– Царственный дядюшка здесь, – шепнула Чэнхуань.
Подумав, что она вновь пытается его напугать, Хунчжоу озорно улыбнулся и протянул, передразнивая интонации Чэнхуань:
– Царственный дядюшка здесь, как страшно!
Чэнхуань схватила его за руку и потянула вниз, заставляя опуститься на колени. Лишь тут Хунчжоу заметил, что в дверях храма Дагуанминдянь стоит император Юнчжэн, сопровождаемый Хунли и Гао Уюном.
– Который раз за этот месяц? – холодно поинтересовался император Юнчжэн, обозревая беспорядок на полу.
Гао Уюн добросовестно задумался, а затем ответил:
– Докладываю Вашему Величеству: не считая того раза, когда они двое тайком выпили вина и подожгли комнату, это девятнадцатая разбитая ваза.
Хунчжоу прижался лбом к полу, не смея и рта открыть. Чэнхуань же, кланяясь, произнесла:
– Это я разбила, братец Хунчжоу здесь ни при чем.
– Чэнхуань не имеет к этому отношения, это я ее опрокинул, – немедленно возразил Хунчжоу.
– Так кто же это сделал?
– Я! – в один голос воскликнули Чэнхуань с Хунчжоу и задиристо уставились друг на друга, как два бойцовых петуха.
Император Юнчжэн сурово сдвинул брови и уже хотел что-то сказать, когда налетевший порыв ветра принес к его ногам рисунок, что ранее выронила Чэнхуань.
Его Величество лишь мельком взглянул на бумагу, а Гао Уюн уже угадал его желание.
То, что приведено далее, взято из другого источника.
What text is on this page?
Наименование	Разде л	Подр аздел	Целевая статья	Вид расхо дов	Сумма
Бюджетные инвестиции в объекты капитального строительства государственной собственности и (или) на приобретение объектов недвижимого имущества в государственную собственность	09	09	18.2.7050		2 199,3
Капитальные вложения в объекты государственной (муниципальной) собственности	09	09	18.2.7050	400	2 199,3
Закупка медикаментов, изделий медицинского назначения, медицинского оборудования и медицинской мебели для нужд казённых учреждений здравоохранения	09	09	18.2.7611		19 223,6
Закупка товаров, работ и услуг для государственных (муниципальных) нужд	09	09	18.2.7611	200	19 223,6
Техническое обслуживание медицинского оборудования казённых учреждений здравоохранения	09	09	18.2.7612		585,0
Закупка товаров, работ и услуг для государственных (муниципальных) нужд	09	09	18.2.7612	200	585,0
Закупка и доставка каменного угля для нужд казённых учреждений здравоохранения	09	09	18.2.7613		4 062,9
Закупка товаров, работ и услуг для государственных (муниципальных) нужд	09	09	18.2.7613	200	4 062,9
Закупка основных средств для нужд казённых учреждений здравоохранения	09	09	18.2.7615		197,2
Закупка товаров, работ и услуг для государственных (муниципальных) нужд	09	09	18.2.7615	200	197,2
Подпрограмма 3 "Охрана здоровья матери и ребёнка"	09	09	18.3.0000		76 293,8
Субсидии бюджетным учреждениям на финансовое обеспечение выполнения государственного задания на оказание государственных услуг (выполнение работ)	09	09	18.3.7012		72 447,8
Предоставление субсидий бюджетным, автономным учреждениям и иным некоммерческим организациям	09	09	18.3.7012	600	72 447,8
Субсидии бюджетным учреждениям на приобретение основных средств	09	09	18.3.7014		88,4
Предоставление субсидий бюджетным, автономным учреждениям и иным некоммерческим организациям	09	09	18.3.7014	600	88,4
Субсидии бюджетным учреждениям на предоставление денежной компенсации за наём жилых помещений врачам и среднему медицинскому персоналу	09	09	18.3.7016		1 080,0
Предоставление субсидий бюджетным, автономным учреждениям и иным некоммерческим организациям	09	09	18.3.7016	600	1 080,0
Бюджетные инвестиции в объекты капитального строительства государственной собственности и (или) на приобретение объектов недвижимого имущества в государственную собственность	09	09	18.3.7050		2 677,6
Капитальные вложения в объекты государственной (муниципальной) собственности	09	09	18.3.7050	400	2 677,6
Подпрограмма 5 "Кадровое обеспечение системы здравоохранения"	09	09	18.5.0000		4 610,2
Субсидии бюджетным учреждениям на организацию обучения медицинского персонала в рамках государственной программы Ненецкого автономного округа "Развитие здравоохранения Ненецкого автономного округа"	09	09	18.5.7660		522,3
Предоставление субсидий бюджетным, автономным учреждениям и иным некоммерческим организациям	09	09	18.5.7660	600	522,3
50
Мгновенно нагнувшись, он подобрал с пола рисунок, но, разглядев изображенное на рисунке лицо, помедлил, страшась передавать его императору. Поколебавшись, он все же почтительно поднес императору Юнчжэну рисунок. Лишь побледневшее лицо выдавало его волнение.
Тот с каменным лицом взглянул на бумагу, затем, незаметно сунув лист в рукав, повернулся и пошел прочь, велев Хунли:
– Разберись.
Гао Уюн поспешил следом за Его Величеством. Сзади донеслись звуки словесной перепалки.
– Братец Хунли, это не я, это Хунчжоу разбил!
– Четвертый брат, клянусь, это дело рук Чэнхуань!
– Разумеется, это был ты! Зачем ты меня подставляешь? Благородный муж не отрицает собственных деяний.